The uprising that became the Libyan civil war broke out on February 15, 2011.  McCain called for American arms support on February 27, 2011.  The National Transitional Council declared an end to the civil war on October 23, 2011.

The initial product of American diplomacy was a resolution passed on February 26, 2011, by the U.N. Security Council.  Resolution 1970 froze Qaddafi assets and referred Libyan military action against unarmed civilian protesters to the International Criminal Court.  Continuing diplomatic efforts resulted in a second resolution, passed by the Security Council on March 17, 2011.  Resolution 1973 authorized a “no-fly” zone over Libya, and the exercise of “all necessary measures” to protect Libyan civilians.  NATO operations began on March 19.

The strength of the rebellion initially took Qaddafi by surprise.  In the first two weeks, the government lost control of much of the country, including the entire eastern third.  And rebels were headed west along the coastal road, past Brega and Ra’s Lanuf, toward Tripoli.  But in March, the government rallied and reversed the rebels’ advance.  By March 19, when foreign military activity began, Qaddafi’s army was at the gates of Benghazi, the birthplace of the uprising and the rebels’ de facto capital.

Despite the government’s advance, Obama held firm:  he would not engage unilaterally, but only with a coalition of countries acting under international authorization.  Getting consensus out of the 15 members of the Security Council is not often done quickly.  That last week, with Qaddafi bearing down on the rebels’ base, must have been excruciating.  But our President showed his steely spine.  At the last minute, he got his U.N. authorization, and intervention began.

A year later, it still remains to be seen whether the victorious Libyan rebels will fashion a democratic government, whether they will achieve civilian control of the still clashing military factions, and whether Libya will resume its oil-based prosperity.  But whatever Libyans make of this opportunity, it will be Libyans who make it.  All but the most inveterate Obama-haters concede that the President’s strategy was brilliant.

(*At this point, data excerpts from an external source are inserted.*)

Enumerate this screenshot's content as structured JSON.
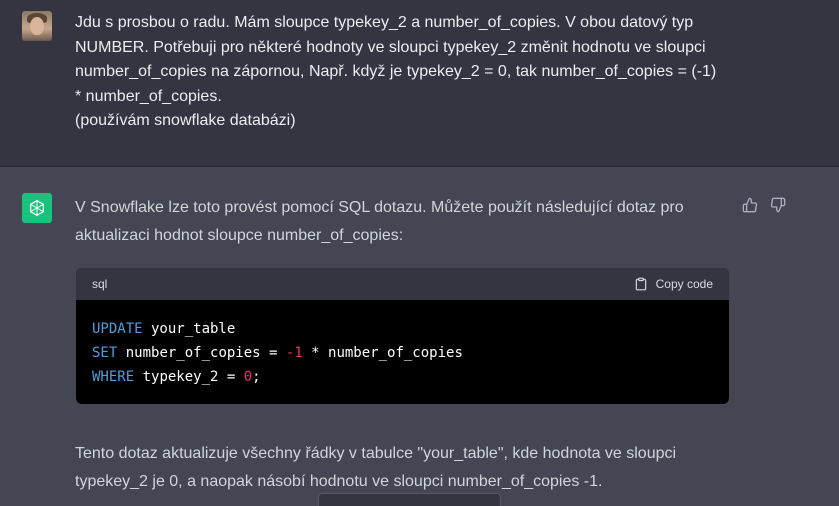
{
  "user_message": {
    "lines": [
      "Jdu s prosbou o radu. Mám sloupce typekey_2 a number_of_copies. V obou datový typ",
      "NUMBER. Potřebuji pro některé hodnoty ve sloupci typekey_2 změnit hodnotu ve sloupci",
      "number_of_copies na zápornou, Např. když je typekey_2 = 0, tak number_of_copies = (-1)",
      "* number_of_copies.",
      "(používám snowflake databázi)"
    ]
  },
  "assistant_message": {
    "intro_lines": [
      "V Snowflake lze toto provést pomocí SQL dotazu. Můžete použít následující dotaz pro",
      "aktualizaci hodnot sloupce number_of_copies:"
    ],
    "code_block": {
      "language": "sql",
      "copy_label": "Copy code",
      "line1": {
        "kw": "UPDATE",
        "rest": " your_table"
      },
      "line2": {
        "kw": "SET",
        "rest1": " number_of_copies = ",
        "num": "-1",
        "rest2": " * number_of_copies"
      },
      "line3": {
        "kw": "WHERE",
        "rest1": " typekey_2 = ",
        "num": "0",
        "rest2": ";"
      }
    },
    "tail_lines": [
      "Tento dotaz aktualizuje všechny řádky v tabulce \"your_table\", kde hodnota ve sloupci",
      "typekey_2 je 0, a naopak násobí hodnotu ve sloupci number_of_copies -1."
    ],
    "feedback": {
      "thumbs_up": "thumbs-up-icon",
      "thumbs_down": "thumbs-down-icon"
    }
  },
  "colors": {
    "user_bg": "#343541",
    "assistant_bg": "#444654",
    "gpt_avatar": "#19c37d",
    "sql_keyword": "#4c9fe0",
    "sql_number": "#e6336b"
  }
}
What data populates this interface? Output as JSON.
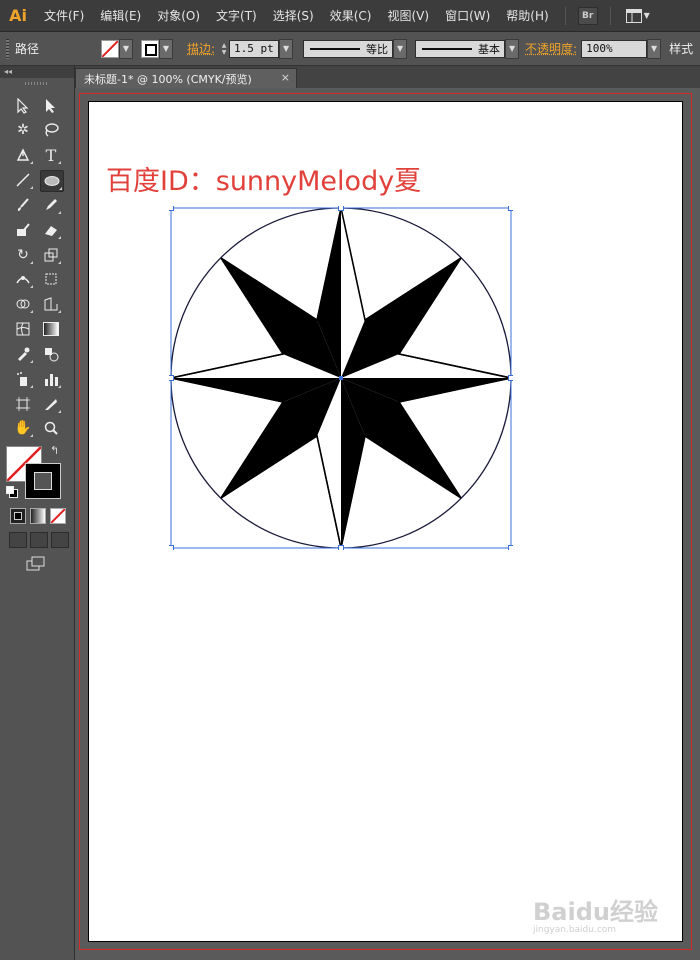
{
  "app": {
    "logo": "Ai"
  },
  "menu": {
    "items": [
      "文件(F)",
      "编辑(E)",
      "对象(O)",
      "文字(T)",
      "选择(S)",
      "效果(C)",
      "视图(V)",
      "窗口(W)",
      "帮助(H)"
    ],
    "bridge_label": "Br"
  },
  "control_bar": {
    "selection_type": "路径",
    "stroke_label": "描边:",
    "stroke_weight": "1.5 pt",
    "stroke_profile": "等比",
    "brush_profile": "基本",
    "opacity_label": "不透明度:",
    "opacity_value": "100%",
    "style_label": "样式"
  },
  "document": {
    "tab_title": "未标题-1* @ 100% (CMYK/预览)",
    "close_glyph": "×"
  },
  "artboard": {
    "text": "百度ID：sunnyMelody夏"
  },
  "watermark": {
    "brand": "Baidu经验",
    "url": "jingyan.baidu.com"
  },
  "colors": {
    "accent_orange": "#f0a32a",
    "selection_blue": "#3a6fd8",
    "artboard_text_red": "#e1413a",
    "bleed_red": "#d42a2a"
  }
}
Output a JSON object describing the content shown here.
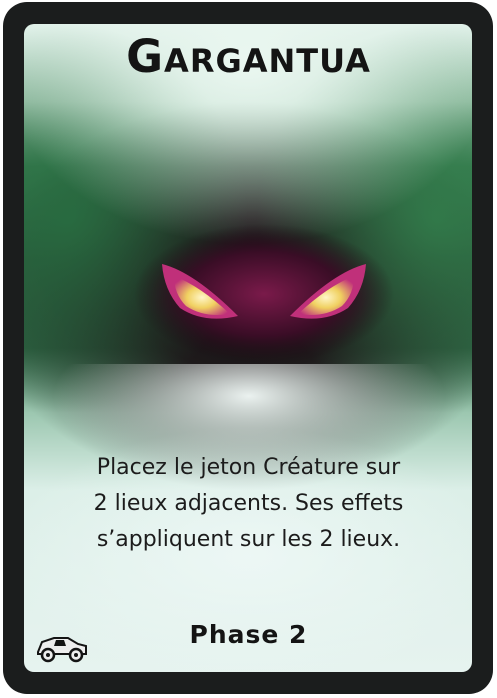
{
  "card": {
    "title": "Gargantua",
    "description_lines": [
      "Placez le jeton Créature sur",
      "2 lieux adjacents. Ses effets",
      "s’appliquent sur les 2 lieux."
    ],
    "phase_label": "Phase 2",
    "icon": "vehicle-icon",
    "colors": {
      "border": "#1b1d1d",
      "fog_green": "#2e6444",
      "mist": "#e6f3ef",
      "eye_glow": "#f0d060",
      "creature_magenta": "#b4286e",
      "text": "#141414"
    }
  }
}
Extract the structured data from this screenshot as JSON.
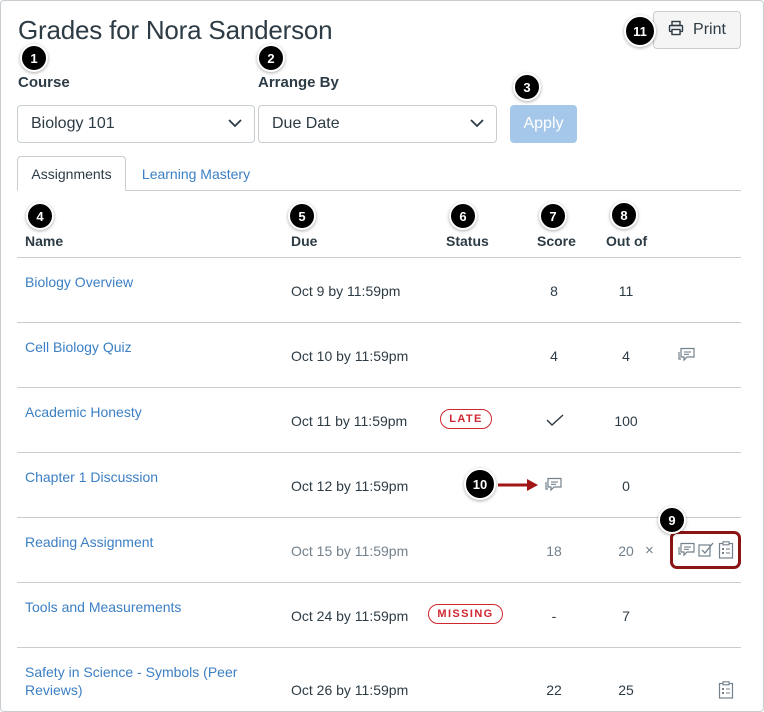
{
  "page": {
    "title": "Grades for Nora Sanderson",
    "print_label": "Print"
  },
  "filters": {
    "course_label": "Course",
    "course_value": "Biology 101",
    "arrange_label": "Arrange By",
    "arrange_value": "Due Date",
    "apply_label": "Apply"
  },
  "tabs": [
    {
      "label": "Assignments",
      "active": true
    },
    {
      "label": "Learning Mastery",
      "active": false
    }
  ],
  "columns": {
    "name": "Name",
    "due": "Due",
    "status": "Status",
    "score": "Score",
    "out_of": "Out of"
  },
  "rows": [
    {
      "name": "Biology Overview",
      "due": "Oct 9 by 11:59pm",
      "status": "",
      "score": "8",
      "out_of": "11"
    },
    {
      "name": "Cell Biology Quiz",
      "due": "Oct 10 by 11:59pm",
      "status": "",
      "score": "4",
      "out_of": "4"
    },
    {
      "name": "Academic Honesty",
      "due": "Oct 11 by 11:59pm",
      "status": "LATE",
      "score": "",
      "out_of": "100"
    },
    {
      "name": "Chapter 1 Discussion",
      "due": "Oct 12 by 11:59pm",
      "status": "",
      "score": "",
      "out_of": "0"
    },
    {
      "name": "Reading Assignment",
      "due": "Oct 15 by 11:59pm",
      "status": "",
      "score": "18",
      "out_of": "20",
      "close": "×"
    },
    {
      "name": "Tools and Measurements",
      "due": "Oct 24 by 11:59pm",
      "status": "MISSING",
      "score": "-",
      "out_of": "7"
    },
    {
      "name": "Safety in Science - Symbols (Peer Reviews)",
      "due": "Oct 26 by 11:59pm",
      "status": "",
      "score": "22",
      "out_of": "25"
    }
  ],
  "callouts": [
    "1",
    "2",
    "3",
    "4",
    "5",
    "6",
    "7",
    "8",
    "9",
    "10",
    "11"
  ],
  "icons": {
    "print": "printer-icon",
    "comment": "comment-icon",
    "check": "checkmark-icon",
    "rubric": "rubric-icon",
    "peer_review": "peer-review-icon"
  },
  "colors": {
    "link": "#3b7fc4",
    "alert": "#d0262f",
    "apply_disabled": "#a5c8ea",
    "callout": "#000000",
    "highlight": "#8b1414"
  }
}
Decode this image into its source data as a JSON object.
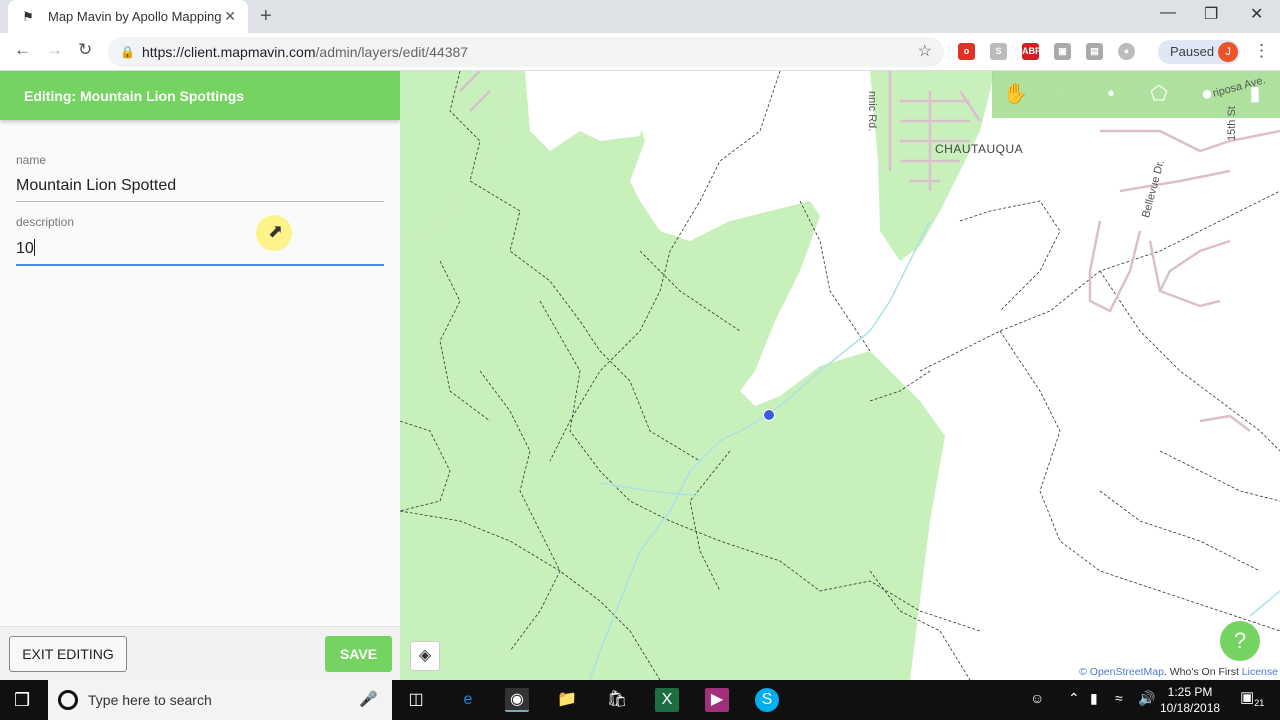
{
  "browser": {
    "tab_title": "Map Mavin by Apollo Mapping",
    "url_host": "https://client.mapmavin.com",
    "url_path": "/admin/layers/edit/44387",
    "profile_status": "Paused",
    "profile_initial": "J"
  },
  "panel": {
    "title": "Editing: Mountain Lion Spottings",
    "fields": [
      {
        "label": "name",
        "value": "Mountain Lion Spotted"
      },
      {
        "label": "description",
        "value": "10"
      }
    ],
    "exit_label": "EXIT EDITING",
    "save_label": "SAVE"
  },
  "map": {
    "labels": {
      "chautauqua": "CHAUTAUQUA",
      "baseline": "nnic Rd.",
      "bellevue": "Bellevue Dr.",
      "mariposa": "riposa Ave.",
      "fifteenth": "15th St"
    },
    "attribution": {
      "osm": "© OpenStreetMap",
      "wof": "Who's On First",
      "license": "License"
    },
    "tools": [
      "pan-hand",
      "select-hand",
      "draw-line",
      "draw-polygon",
      "draw-point",
      "delete"
    ],
    "colors": {
      "park": "#c8f0bb",
      "toolbar": "#75d461",
      "point": "#3b5ee0"
    }
  },
  "taskbar": {
    "search_placeholder": "Type here to search",
    "time": "1:25 PM",
    "date": "10/18/2018",
    "notifications": "21"
  }
}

Now Senator McCain wants to arm the rebels in Syria.  We know relatively little about the rebels, and we have reason to be concerned that they would turn our arms against civilians of other ethnic groups or religious sects.  President Obama will never get another U.N. resolution authorizing the use of “all necessary means” to protect Syrian civilians – the Russians feel that we misused the Libyan resolution to go to war with Qaddafi’s government, and they will never agree to a similar resolution regarding Syria.

The Syrian government of Bashar al-Assad is as repressive and brutal as the Libyan government of Muammar Qaddafi – any differences on this score are trivial.  Assad has to go.  But Obama doesn’t have the Libyan option available to him, and I see no reason that he will want to arm Syrian rebels any more than he wanted to arm Libyan rebels.  Obama always has a strategy, and I’m sure he has something in mind for Syria.  That strategy might have something to do with the Arab League.

One of the most remarkable aspects of the Arab Spring (now in its second year) is the effect it has had on multi-national Arab institutions.  One example illustrates this:  in 2003, the Arab League voted 21 – 1 to condemn the invasion of Iraq to overthrow the brutal Saddam Hussein; in November 2011, the Arab League voted 18 – 2 to suspend Syria’s membership due to Assad’s brutal response to anti-government protests.  American cannot be the world’s policeman – not just because we can’t afford it, but because in the long run that policy generates too much opposition to be effective.  That does not mean that America is not leading, is “leading from behind,” or is falling into isolationism.  It just means that America is not leading with its fists.